Der Start verlief aufgrund gewonnener Plätze jedenfalls positiv für beide Piloten. So fuhren Woulley und Craigo jeweils auf drei und sieben. Ersterer bekämpfte sich mit dem nach einem Fehler viertplatzierten Red Bull von kscboy, so dass die hinteren Fahrer aufschlossen. In Runde vier verlor Craigo die Kontrolle über sein Auto und schlug in die Wand ein, seine Radaufhängung war kaputt und das Rennen vorbei. ,,Ich wollte Iceman überholen und war in der letzten Kurve zu früh auf dem Gas. Die Dirty Air ist da sehr gefährlich. Und so cool wie ich bin, wollte ich das Auto fangen und weiterfahren. Vollbremsung wäre schlauer gewesen.“

Enttäuscht über sein frühes Ausscheiden und verlorene WM-Punkte entschied sich Craigo zum Kommandostand zu gehen, Mattia Spini von seinem Sessel zu kicken und Woulley beim Rennen zu unterstützen. ,,Ich dachte mir, wenn der Penner mich in der Quali voll labert, kann ich das im Rennen drei mal besser. Scheiße nur, dass er mit jedem Input stärker und schneller gefahren ist.“, beschreibt Craigo die Arbeit mit seinem Teamkollegen.

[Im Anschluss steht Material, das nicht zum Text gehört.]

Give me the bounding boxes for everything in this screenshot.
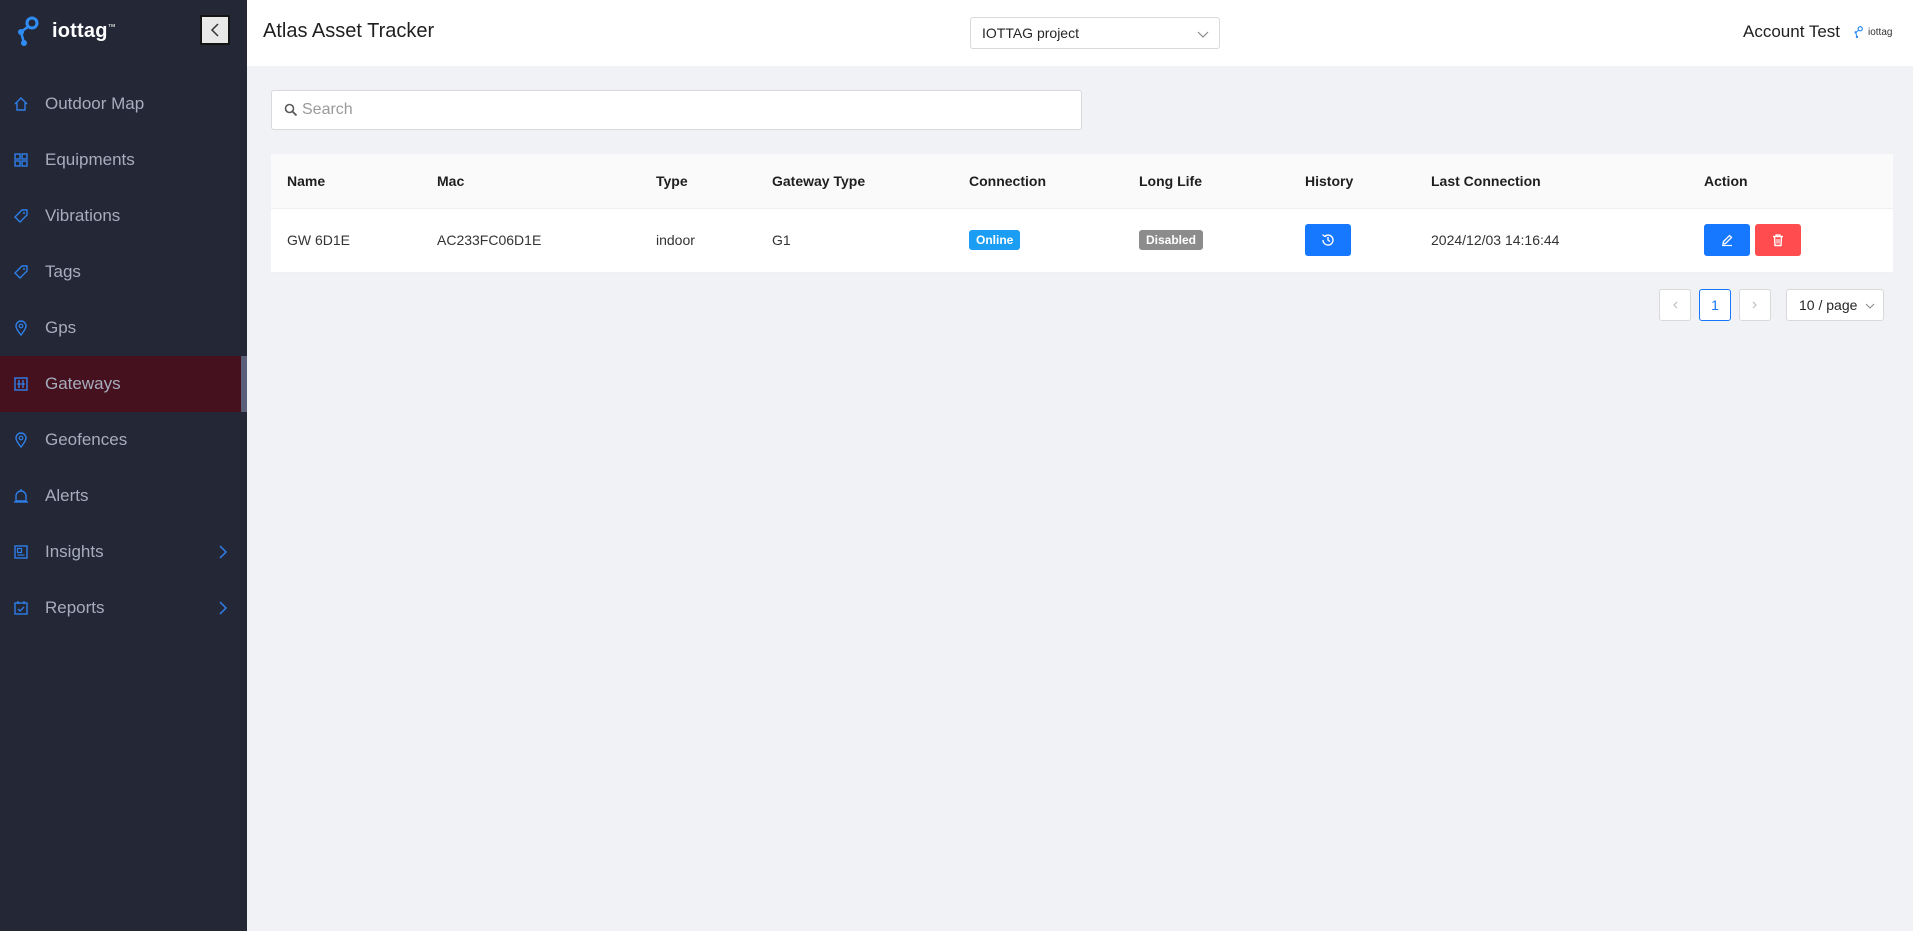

Woulley konterte: „Er hätte sich eher mal etwas abschauen sollen, als so kläglich zu versuchen, Rache zu nehmen. Auf das, was er da gesagt hat, habe ich eh nicht gehört und stattdessen irgendwann angefangen die Pokerap zu singen. Ich weiß, was ich tue.“


Dass es trotz der Kabbeleien zwischen den beiden Toro-Rosso-Piloten stimmt, bewies Woulley dann in Runde sechs. Mit einem Bodyslam gegen Kscboy und einem Ruckzuckhieb gegen Iceman sorgte er für den Double-Kill gegen die beiden Fahrer des Mutterteams Red Bull. Im Debrief nach dem Rennen soll RB-Boss Dietrich Mateschitz der Sack geplatzt sein, weshalb sich der Düsseldorfer später einsichtig zeigte: „Ich wollte das nicht. Es tut mir wirklich leid. Aber das war schon irgendwie lustig.“ Für den Spruch gab es dann am Ende auch eine Strafe von der Rennleitung. Woulley verlor seinen vierten Platz und wurde als Fünfter gewertet. Woulley: „Ich bin trotzdem das wohl beste Rennen eines Toro-Rosso-Fahrers aller Zeiten gefahren. Ich habe keine Fehler gemacht und das Maximum aus dem Rennen herausgeholt.“


Nächste Woche fährt die Challenger Series II in Aserbaidschan auf dem engen Baku City Circuit. Die Erwartungen bei Woulley und die Hoffnungen bei Craigo liegen hoch.